The truth is that the military can no longer keep pace with civilian advancements in technology.  Our greatest techno wonders may quickly be made vulnerable to the latest gadget from some jihadist's garage.  We must abandon, to some extent, the insane lust for very expensive equipment and buy quantity again.  

And we need a good navy, too.  


I don't have a link to the news story that spurred this response from me, I got the following from an email from a friend.  


Two War Strategy Dead: Cartwright

Two war strategy dead: cartwright

One of the fundamental underpinnings of the US military for most of the last 50 years will soon be scrapped, a top Pentagon official said late last week.

The Quadrennial Defense Review will result in deep-sixing the two major theater war strategy, according to Marine Gen. James Cartwright, vice chairman of the Joint Chief of Staff.

Cartwright made the statement in a sparsely attended hearing July 9 where his renomination as vice chairman and the nomination of Pacific Command’s new leader was discussed. He was answering a question about the F-22 from Sen. Saxby Chambliss, a firm proponent of the plane. Chambliss asked Cartwright “what is the military requirement for the number of F–22s.” He got much more than he may have bargained for.

“The military requirement right now is associated with the strategy that we are laying out in the QDR, and it is a departure from the two major theater war construct that we have adhered to in the past and in which this aircraft grew up. I mean it grew up in that construct of two major theater wars, and both of them being of a peer competitor quality,” Cartwright said.

“The strategy that we are moving towards is one that is acknowledging of the fact that we are not in that type of conflict, that the more likely conflicts are going to be the ones that we—similar to the ones that we are in in Iraq and Afghanistan, but that we do need to have a capability against a major peer competitor and that we believe that the sizing construct, one, demands that we have fifth generation fighters across all three services rather than just one and that the number of those fighters probably does not need to be sufficient to take on two simultaneous peer competitors, that we don’t see that as the likely. We see that as the extreme,” he told Chambliss.

Reactions among the defense cognoscenti varied wildly depending on one’s view of the world. A longtime Democrat defense expert, Gordon Adams, praised it, noting there are no peer competitors for the US to saddle up against.

“Cartwright’s statement is consistent with every signal Gates has been sending for the last two years – the days of large, heavy forces are ending. There is not a “peer competitor” around that justifies the classic formations or the numbers of legacy equipment. What’s more, there is not a threat around that justifies the size of the ground force we have, but Cartwright and Gates are not there yet. Two MRCs or MTWs was always a force-stressor, not a strategy. It is not terribly relevant to the modern world of war,” said Adams, head of defense at the Office of Management and Budget during the Clinton administration and now a senior fellow at the Stimson Center.

A defense expert with long experience in grand strategy debates — and a Republican bent — took a radically different view, declaring this the “end of the US as a global power.
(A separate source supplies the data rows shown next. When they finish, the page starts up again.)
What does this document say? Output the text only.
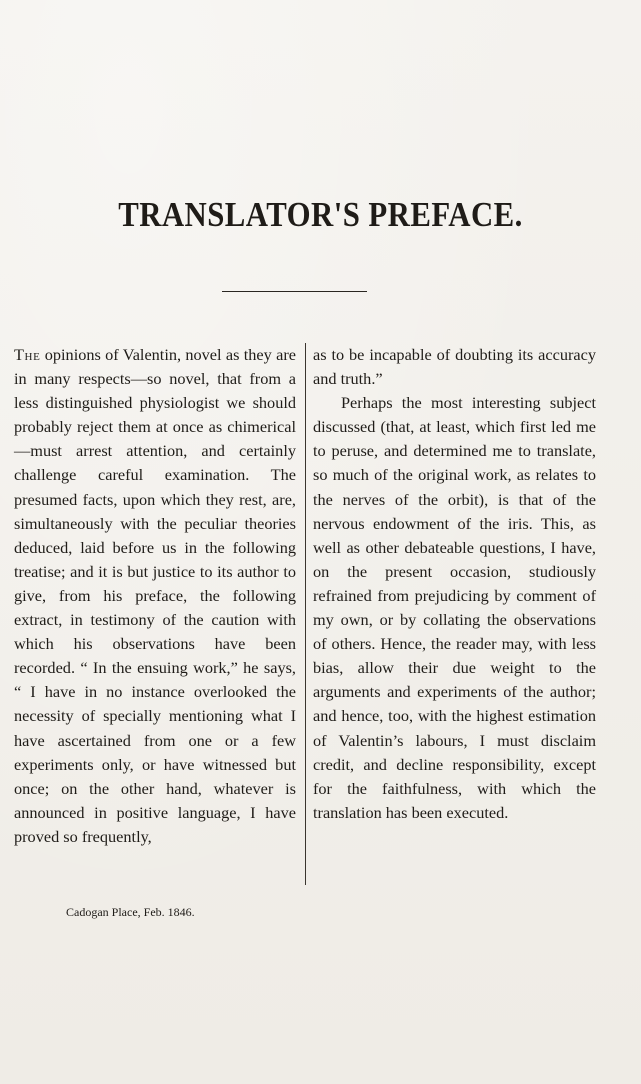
TRANSLATOR'S PREFACE.

The opinions of Valentin, novel as they are in many respects—so novel, that from a less distinguished physiologist we should probably reject them at once as chimerical—must arrest attention, and certainly challenge careful examination. The presumed facts, upon which they rest, are, simultaneously with the peculiar theories deduced, laid before us in the following treatise; and it is but justice to its author to give, from his preface, the following extract, in testimony of the caution with which his observations have been recorded. “ In the ensuing work,” he says, “ I have in no instance overlooked the necessity of specially mentioning what I have ascertained from one or a few experiments only, or have witnessed but once; on the other hand, whatever is announced in positive language, I have proved so frequently,

as to be incapable of doubting its accuracy and truth.”

Perhaps the most interesting subject discussed (that, at least, which first led me to peruse, and determined me to translate, so much of the original work, as relates to the nerves of the orbit), is that of the nervous endowment of the iris. This, as well as other debateable questions, I have, on the present occasion, studiously refrained from prejudicing by comment of my own, or by collating the observations of others. Hence, the reader may, with less bias, allow their due weight to the arguments and experiments of the author; and hence, too, with the highest estimation of Valentin’s labours, I must disclaim credit, and decline responsibility, except for the faithfulness, with which the translation has been executed.

Cadogan Place, Feb. 1846.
If we size our military to deal only with the PRC, we are giving Russia a free ride which insists on seeing the world as a zero sum game in which they win and we lose. We are simply making it easier for Russia to win.

However, this source conceded that “the two war strategy did not have sufficient forces.” At best the US could “win-hold-win.” The new tack will mean the US will slip to “hold and lose and, maybe, lose and lose.”

Robbin Laird, an international defense consultant who served on the National Security Council during the Reagan and Carter administrations, supported the decision to scrap the strategy since it had not been achievable for some time. But Laird raised another question: “How credible is our ability to do one major contingency operation, depending on where it is?” The key to ensuring long range American power projection, he said, would be to ensure allies are made a part of operational planning.

A congressional aide said the professional staff at the hearing were shocked when Cartwright declared the two war strategy dead. “Did he just say that?” was the reaction. This aide said the move was overdue since the US could not field the forces needed for a two war strategy in the first place, but offered a cautious view of the long term, saying it would take some time to ascertain the significance of whatever new approach Gates, Adm. Mullen, Michelle Flournoy and Cartwright settle on.